Opinion: China's Celebrity Crackdown Won't Help Its Soft Power
17 replies, posted
https://www.bloomberg.com/view/articles/2018-09-14/china-s-celebrity-crackdown-won-t-help-its-soft-power
By late spring, Fan Bingbing, China’s most popular actress, had become a cultural juggernaut. She had 63 million followers on Weibo, China’s Twitter-like social network, and high-profile endorsement deals with some of the world’s most prominent luxury brands. Besides roles in major Chinese and Hollywood films, she’d just enjoyed a prestigious turn as a juror at the Cannes Film Festival. If Anne Hathaway and the Kardashians merged, they would still have fallen short of Fan’s ubiquitous stardom.That’s all been snuffed out now, thanks in part to a tax-evasion scandal and, more importantly, a government campaign to slash the influence of China’s celebrities. As Bloomberg News reported this week, Fan hasn’t been seen in public since early June. Beyond the star’s personal fate, her disappearance raises serious questions about whether China can create an entertainment industry that challenges Hollywood.
It's interesting (and rather horrifying) that China create these celebrities when they embraced certain aspects of capitalism, but are now trying to strangle them as they become more popular and influential than China's leaders.
china is a very weird amalgamate of the worst parts of communism and capitalism
This is why China will never be able to challenge the west when it comes to entertainment.
People want stories that ring true, not bland, government approved propaganda.
It's easy to be successful domestically if it's a closed shop. Hollywood, European, Japanese, and Korean movies and TV all have followings amongst each other, but what was the last Chinese movie or show to really gain traction outside China? Crouching Tiger, Hidden Dragon?
I might be a bit biased, since my field is animation and that's mostly what I've kept up with, and China never really cracked that nut in a meaningful way.
There was some big award-winning director who made a speech about how the government ruins his movies.
China's biggest enemy is that its attempting to speed run the rise and fall of a nation.
And they're succeeding.
Or the sniepr movie that was literally the sniper movie shown in inglorious bastards.
The worse part is, if/when China crashes, it's going to bring down the whole planet.
It'll be like 2008 but far worse.
Also worth noting that Crouching Tiger, Hidden Dragon starred Chow Yun-Fat, someone who oppenly supports the Hong Kong independence movement and when the mainland Chinese government told him he would get a smaller salary if he openly supported such a movement his response to the public was "so what?".

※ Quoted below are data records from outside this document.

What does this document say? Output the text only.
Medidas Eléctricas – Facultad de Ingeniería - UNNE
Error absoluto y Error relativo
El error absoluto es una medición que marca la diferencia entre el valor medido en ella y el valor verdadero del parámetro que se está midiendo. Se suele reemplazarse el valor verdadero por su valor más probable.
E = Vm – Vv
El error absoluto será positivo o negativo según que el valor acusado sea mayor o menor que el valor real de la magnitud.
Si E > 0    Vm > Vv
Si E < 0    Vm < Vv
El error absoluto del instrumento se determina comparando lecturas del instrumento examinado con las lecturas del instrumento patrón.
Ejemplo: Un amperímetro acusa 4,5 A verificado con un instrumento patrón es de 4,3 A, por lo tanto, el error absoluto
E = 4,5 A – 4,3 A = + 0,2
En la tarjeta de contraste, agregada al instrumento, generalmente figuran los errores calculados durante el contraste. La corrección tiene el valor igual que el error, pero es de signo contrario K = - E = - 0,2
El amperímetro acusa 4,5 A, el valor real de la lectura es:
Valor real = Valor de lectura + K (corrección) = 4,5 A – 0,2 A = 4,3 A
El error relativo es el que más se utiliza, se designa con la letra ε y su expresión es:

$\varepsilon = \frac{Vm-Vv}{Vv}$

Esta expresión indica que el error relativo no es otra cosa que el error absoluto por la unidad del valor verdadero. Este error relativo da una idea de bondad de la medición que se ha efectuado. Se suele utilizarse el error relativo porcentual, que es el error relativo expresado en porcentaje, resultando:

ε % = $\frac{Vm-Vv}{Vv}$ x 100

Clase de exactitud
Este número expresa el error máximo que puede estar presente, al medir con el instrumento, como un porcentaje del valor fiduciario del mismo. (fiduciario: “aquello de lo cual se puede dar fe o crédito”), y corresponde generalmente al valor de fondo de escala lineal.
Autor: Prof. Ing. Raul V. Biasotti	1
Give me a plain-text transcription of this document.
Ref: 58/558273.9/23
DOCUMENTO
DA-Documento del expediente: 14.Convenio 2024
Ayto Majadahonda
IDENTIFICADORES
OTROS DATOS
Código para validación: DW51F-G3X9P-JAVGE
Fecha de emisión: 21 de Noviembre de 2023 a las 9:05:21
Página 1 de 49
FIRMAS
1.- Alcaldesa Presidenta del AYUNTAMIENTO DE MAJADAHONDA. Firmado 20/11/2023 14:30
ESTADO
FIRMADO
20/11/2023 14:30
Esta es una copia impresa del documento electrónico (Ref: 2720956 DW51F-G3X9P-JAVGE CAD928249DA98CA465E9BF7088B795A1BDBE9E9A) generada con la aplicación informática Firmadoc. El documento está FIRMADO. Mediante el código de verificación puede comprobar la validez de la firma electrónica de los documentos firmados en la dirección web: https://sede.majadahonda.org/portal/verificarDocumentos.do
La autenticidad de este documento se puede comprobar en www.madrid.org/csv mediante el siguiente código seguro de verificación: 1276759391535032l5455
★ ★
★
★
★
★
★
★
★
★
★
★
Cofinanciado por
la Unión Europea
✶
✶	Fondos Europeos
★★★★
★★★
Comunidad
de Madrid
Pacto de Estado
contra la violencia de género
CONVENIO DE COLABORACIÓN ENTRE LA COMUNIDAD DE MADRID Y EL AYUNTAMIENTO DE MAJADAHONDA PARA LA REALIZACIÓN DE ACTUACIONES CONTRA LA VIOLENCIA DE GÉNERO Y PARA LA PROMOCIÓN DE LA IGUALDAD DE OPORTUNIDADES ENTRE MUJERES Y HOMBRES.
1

Inlorious basterds was literally the sniper movie from inglorious basterds
Yeah, if hating Nazis was blind nationalism.
i think the movie went over your head lol
I don't think China cares about challenging the West with its domestic output. As China's economy matures the CCP is going to be able to exert greater control over Hollywood by gatekeeping their massive market.
China is a 3rd world government playing with 1st world resources and wants to be taken seriously internationally
Hollywood already gatekeeps its shit behind 'known viewer formulas' and shit.